Goals for today

  1. Practice data tidying with tidyr

  2. Continue to practice data visualization with ggplot2

  3. Continue to practice data transformation with dplyr

  4. Integrate 1), 2), and 3) to explore the whales dataset* and the babynames dataset

    * Borrowed from Iain Carmichael’s STOR 390 course.



General instructions

  • Today, we will combine the data transformation tools in dplyr, the data visualization tools in ggplot2, and the data tidying tools in tidyr to explore the patterns and trends in the whales dataset and the babynames dataset.


  • To start, first open a new RMarkdown file in your course repo, set the output format to github_document, save it in your lab folder as lab6.Rmd, and work in this RMarkdown file for the rest of this lab.



Exercise 1: Whale observation (40 min)


Tidy up the messy whales dataset.




Instructions:

  • Read in the data with the following code:


# Load required packages
library(tidyverse)
library(knitr)

# Read in the data
whales <- read_csv("https://raw.githubusercontent.com/nt246/NTRES-6100-data-science/main/datasets/whales.csv")
whales %>% head() %>% kable()
observer blue humpback southern_right sei fin killer_whale bowhead grey
1 1/20/15, death, , Indian NA NA 8/9/11, injury, , indian NA NA NA NA
2 NA 8/12/15, death, 50, atlantic NA NA 8/2/13, death, 76, arctic NA 6/24/13, injury, 30, artic NA
3 NA NA 7/14/13, injury, 47, pacific NA NA NA NA NA
4 NA 3/4/12, death, 56, pacific NA NA NA NA NA 5/24/16, death, , pacific
5 NA NA NA 6/14/12, injury, 52, indian NA NA NA NA
6 5/2/16, , 80, pacific NA NA NA NA NA NA NA


  • The whales dataset is a classic example of messy datasets. It was collected as follows: observers are asked for certain information about specific indicents they witnessed of ships striking whales and that information is compiled by whale type. The observers were asked to provide: type of whale, date of event (m/d/yr), outcome of event, approximate length of whale in feet, ocean in which event occurred.

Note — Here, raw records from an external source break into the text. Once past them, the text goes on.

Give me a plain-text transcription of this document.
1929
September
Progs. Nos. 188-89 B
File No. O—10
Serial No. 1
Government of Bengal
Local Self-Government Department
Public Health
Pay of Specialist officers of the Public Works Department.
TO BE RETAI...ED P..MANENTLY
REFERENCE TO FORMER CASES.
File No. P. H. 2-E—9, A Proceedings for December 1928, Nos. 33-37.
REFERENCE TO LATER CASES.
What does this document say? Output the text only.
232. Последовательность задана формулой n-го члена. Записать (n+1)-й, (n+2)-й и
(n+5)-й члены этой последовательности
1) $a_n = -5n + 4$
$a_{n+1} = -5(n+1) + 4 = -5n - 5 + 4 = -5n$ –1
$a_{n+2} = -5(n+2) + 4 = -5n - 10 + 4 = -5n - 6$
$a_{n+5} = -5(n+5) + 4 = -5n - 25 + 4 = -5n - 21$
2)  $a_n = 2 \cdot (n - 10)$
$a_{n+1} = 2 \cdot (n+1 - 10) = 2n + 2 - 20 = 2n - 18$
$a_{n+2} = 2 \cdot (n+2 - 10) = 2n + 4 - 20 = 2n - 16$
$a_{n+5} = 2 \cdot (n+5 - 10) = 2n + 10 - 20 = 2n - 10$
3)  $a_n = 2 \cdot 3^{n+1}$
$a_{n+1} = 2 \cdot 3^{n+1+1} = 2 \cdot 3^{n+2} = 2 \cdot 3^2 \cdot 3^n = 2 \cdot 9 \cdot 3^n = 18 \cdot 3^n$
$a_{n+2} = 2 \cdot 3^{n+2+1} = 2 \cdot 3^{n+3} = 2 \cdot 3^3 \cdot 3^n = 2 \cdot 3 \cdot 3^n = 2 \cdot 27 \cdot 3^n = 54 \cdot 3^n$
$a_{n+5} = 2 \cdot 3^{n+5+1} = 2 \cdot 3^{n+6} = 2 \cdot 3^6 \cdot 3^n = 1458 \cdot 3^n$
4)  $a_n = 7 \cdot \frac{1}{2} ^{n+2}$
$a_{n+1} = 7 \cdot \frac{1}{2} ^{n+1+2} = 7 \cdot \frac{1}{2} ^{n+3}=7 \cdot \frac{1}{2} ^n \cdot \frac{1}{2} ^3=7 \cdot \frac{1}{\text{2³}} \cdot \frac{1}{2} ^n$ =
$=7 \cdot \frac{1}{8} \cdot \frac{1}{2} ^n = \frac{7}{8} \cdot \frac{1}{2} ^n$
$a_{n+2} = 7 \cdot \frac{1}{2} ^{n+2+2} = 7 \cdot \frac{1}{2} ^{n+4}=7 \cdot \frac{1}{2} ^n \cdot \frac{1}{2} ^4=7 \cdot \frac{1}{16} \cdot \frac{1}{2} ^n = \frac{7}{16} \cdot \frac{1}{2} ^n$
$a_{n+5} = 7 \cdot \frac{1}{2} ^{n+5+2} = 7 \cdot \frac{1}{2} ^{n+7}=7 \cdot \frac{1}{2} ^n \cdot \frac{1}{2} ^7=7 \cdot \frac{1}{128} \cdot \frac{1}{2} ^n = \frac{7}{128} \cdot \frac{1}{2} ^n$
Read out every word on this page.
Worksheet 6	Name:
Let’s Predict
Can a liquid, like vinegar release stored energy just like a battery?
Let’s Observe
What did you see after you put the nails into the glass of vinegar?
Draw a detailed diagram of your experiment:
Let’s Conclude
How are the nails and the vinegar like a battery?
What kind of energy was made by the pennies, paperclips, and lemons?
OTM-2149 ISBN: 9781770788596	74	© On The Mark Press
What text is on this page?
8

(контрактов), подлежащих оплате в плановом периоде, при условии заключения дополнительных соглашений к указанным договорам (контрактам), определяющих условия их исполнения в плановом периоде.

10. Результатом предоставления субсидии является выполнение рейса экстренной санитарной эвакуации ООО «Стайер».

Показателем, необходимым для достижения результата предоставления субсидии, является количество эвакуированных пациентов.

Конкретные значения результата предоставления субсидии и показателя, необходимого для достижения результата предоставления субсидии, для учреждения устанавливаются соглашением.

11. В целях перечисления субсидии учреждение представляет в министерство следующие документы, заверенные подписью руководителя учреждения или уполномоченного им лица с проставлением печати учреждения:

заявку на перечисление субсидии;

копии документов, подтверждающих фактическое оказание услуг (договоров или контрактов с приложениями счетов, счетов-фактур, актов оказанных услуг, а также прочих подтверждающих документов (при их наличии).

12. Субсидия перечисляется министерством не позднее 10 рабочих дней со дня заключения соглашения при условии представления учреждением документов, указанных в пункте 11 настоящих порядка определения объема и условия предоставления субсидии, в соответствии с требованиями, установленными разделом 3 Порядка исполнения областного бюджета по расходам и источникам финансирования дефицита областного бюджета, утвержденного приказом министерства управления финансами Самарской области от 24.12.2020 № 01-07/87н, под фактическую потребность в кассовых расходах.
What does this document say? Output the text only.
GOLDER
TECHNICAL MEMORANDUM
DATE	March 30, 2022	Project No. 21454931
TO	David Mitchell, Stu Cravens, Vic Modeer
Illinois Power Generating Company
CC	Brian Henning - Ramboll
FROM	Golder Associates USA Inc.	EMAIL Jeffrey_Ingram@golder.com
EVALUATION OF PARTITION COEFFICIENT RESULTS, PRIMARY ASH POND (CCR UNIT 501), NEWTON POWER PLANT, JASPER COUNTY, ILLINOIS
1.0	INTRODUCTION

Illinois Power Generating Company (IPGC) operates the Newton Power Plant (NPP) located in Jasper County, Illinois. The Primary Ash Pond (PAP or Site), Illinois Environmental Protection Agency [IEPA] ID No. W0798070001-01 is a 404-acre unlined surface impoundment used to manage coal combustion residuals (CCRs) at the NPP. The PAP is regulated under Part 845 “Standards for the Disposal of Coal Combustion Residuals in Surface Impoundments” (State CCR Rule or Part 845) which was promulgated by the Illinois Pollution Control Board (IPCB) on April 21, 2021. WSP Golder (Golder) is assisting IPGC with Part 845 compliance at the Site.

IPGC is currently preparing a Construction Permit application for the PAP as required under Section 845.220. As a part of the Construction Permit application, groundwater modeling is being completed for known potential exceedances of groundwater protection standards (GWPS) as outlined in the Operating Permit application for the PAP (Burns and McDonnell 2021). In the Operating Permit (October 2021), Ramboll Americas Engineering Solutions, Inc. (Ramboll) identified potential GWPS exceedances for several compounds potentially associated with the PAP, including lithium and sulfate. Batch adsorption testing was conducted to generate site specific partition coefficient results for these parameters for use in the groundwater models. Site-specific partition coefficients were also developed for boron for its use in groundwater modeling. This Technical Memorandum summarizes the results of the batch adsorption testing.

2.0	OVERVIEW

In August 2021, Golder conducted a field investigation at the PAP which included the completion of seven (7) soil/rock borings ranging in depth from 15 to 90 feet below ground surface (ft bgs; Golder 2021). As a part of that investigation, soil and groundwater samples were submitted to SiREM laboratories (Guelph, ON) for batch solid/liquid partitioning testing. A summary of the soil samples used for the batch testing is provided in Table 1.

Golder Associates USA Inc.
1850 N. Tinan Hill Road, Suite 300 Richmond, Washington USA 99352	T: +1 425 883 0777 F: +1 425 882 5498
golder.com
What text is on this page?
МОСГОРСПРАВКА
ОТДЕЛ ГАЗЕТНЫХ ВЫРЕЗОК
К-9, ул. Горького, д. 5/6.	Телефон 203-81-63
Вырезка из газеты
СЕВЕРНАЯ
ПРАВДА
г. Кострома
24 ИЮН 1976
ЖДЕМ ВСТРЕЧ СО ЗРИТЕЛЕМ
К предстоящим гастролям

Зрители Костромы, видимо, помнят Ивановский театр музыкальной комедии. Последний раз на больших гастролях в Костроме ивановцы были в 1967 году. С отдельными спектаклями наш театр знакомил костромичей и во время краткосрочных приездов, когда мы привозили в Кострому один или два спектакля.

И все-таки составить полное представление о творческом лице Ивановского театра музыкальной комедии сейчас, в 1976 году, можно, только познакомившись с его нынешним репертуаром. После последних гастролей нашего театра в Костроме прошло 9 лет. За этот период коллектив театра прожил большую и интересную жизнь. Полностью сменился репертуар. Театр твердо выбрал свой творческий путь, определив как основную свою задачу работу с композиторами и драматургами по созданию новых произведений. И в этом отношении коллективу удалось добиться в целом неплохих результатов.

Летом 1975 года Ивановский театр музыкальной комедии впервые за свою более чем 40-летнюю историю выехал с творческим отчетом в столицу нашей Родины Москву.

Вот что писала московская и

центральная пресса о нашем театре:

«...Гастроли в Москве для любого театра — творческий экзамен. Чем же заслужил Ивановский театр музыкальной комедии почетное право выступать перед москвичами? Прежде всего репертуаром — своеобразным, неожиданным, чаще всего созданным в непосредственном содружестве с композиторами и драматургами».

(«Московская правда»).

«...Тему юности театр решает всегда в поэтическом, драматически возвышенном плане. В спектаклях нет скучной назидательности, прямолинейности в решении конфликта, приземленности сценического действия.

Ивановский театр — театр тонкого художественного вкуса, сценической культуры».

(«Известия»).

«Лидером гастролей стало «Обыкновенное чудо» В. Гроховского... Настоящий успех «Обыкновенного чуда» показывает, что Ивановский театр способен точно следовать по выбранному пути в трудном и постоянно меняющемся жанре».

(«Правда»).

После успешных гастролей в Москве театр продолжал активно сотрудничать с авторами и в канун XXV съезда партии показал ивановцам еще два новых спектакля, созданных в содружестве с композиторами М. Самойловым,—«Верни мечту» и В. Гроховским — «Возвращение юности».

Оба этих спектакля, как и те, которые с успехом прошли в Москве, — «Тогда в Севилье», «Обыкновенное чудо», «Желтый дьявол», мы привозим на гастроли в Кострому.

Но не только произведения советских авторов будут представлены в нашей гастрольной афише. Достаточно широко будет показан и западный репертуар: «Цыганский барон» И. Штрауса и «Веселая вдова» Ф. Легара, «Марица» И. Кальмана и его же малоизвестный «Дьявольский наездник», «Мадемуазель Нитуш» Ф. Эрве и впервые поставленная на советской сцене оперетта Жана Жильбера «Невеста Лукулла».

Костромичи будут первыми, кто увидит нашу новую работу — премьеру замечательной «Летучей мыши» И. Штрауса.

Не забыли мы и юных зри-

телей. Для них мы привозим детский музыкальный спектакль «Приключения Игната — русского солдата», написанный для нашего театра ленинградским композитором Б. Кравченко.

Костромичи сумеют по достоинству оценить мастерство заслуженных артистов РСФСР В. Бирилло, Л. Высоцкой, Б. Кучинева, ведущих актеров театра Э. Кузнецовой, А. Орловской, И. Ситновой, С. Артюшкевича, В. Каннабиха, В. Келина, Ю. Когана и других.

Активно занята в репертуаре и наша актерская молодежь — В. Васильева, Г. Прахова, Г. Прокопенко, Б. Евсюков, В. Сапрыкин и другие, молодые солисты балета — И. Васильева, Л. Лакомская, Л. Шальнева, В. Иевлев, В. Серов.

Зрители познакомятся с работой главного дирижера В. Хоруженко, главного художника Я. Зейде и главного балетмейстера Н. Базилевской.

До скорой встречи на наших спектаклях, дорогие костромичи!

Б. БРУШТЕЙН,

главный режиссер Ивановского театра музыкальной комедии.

  • Sometimes an observer could not provide all of that information, and missing data is represented as blanks between commas; look at the dataset to see. An observer can possibly give information about more than one event.


  • As a reminder, to get familar with this dataset, you might want to use functions like View(), dim(), colnames() , and ?.


  • We provide some possible solutions for each question, but we highly recommend that you don’t look at them unless you are really stuck.



Question 1. Create a new data frame that has one row per observer, per species and one single variable of all the information collected. Name this data frame whales_long.


One possible solution
click to expand
whales_long <- whales %>%
  pivot_longer(-1, names_to = "species", values_to = "info")
whales_long %>% head() %>% kable()
observer species info
1 blue 1/20/15, death, , Indian
1 humpback NA
1 southern_right NA
1 sei 8/9/11, injury, , indian
1 fin NA
1 killer_whale NA



Question 2. Starting from whales_long, create another data frame that includes only events for which there is information. Name this data frame whales_clean.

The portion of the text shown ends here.